When we talk about training, we are not talking about three-year degree-level training; we are talking about some very basic things. In social care in particular, where most people self-manage—we manage all our ailments, even our flu, with the help of medication or something—and where people are PEG-fed or on oxygen or life-support systems, as they are very often nowadays, a situation that is covered by the medical phrase “multimorbidity”, which sounds ghastly but means that we have a lot of things wrong with us, that is where we perhaps want people with a bit more training than a first aid certificate. If I am having a PEG feed, which is what people on personal budgets and personal health budgets do, I do not want someone who says, “I dont believe in training for this. I once met someone who knew someone who said something”, or, “I saw it on a video from America”. I want someone to do my PEG feed right. I want them to look after my feet correctly if I have diabetes, not get out the kitchen scissors or something like that.

This is important work for people whose needs are so very high. When we are considering the eligibility criteria for moving into publicly funded social care, and for people who are in care homes that have many of the same patient profiles as long-stay wards or hospices, we need people who have had training in order to have quality and safety.

Guy Collis: I agree with everything that has been said there. The point about watching videos is not even a throwaway remark; some of our members have reported that that has been the extent of the training they have received before starting on some of these jobs, which is really worrying.

On the point about professional registration, almost all the care members who responded to our surveys said they would like England to go down the route that has been pursued in the devolved nations of having professional registration for care workers.
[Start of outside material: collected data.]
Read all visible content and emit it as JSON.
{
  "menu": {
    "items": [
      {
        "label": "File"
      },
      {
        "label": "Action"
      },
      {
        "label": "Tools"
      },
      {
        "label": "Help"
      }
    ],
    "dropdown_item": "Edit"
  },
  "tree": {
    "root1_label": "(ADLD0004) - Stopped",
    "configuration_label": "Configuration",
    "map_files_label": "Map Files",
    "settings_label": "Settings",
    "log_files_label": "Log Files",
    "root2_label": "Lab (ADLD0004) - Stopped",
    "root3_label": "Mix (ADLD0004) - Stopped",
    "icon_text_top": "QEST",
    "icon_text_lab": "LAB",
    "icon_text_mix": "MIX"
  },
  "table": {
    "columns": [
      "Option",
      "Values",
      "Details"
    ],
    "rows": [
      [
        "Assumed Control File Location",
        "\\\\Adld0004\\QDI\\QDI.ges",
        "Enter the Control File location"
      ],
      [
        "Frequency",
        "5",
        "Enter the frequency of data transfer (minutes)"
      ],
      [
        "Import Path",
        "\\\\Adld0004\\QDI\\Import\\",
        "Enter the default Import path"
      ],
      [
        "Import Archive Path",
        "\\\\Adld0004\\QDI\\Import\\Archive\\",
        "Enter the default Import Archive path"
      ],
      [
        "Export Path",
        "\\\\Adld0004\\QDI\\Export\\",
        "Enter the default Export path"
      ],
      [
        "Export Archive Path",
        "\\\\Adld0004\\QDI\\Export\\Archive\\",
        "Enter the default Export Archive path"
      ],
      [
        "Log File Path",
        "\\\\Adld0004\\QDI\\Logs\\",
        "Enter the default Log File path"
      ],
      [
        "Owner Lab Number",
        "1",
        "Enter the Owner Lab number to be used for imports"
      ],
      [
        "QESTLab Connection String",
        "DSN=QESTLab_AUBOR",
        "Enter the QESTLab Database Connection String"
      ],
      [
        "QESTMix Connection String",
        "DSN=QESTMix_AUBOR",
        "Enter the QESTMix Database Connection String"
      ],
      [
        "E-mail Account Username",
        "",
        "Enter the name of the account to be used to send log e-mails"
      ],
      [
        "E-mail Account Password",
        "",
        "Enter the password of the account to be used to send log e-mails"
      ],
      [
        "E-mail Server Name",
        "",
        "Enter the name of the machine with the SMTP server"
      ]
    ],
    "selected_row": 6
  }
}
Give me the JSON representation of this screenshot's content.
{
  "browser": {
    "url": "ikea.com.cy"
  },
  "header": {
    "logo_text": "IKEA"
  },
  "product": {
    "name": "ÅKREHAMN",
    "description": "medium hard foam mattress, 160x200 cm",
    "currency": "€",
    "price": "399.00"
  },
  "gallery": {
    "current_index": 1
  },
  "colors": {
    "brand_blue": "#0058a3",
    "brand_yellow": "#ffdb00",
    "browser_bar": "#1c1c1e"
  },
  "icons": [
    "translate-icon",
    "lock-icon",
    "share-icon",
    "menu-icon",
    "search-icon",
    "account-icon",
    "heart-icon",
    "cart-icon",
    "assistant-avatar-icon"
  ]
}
Baroness Harding of Winscombe: Is there any evidence that professional registration in the devolved nations has delivered benefits?

Guy Collis: It has not come in yet. It is on the way.

Q80            The Chairman: We have another session with some practitioners, and I am conscious that we have run out of time. This has been a most interesting session.

There was one last question, which there is not time to deal with now. It was about your experiences of how the public understand navigating the social care system, and I suspect that that would have taken at least another 10 minutes, so if you would not mind writing to us that would be helpful.

Thank you again, particularly you, Mr Collis, for your excellent paper, which I enjoyed reading on Sunday afternoon. We hope that we will be able to make an impact when our report is published in due course.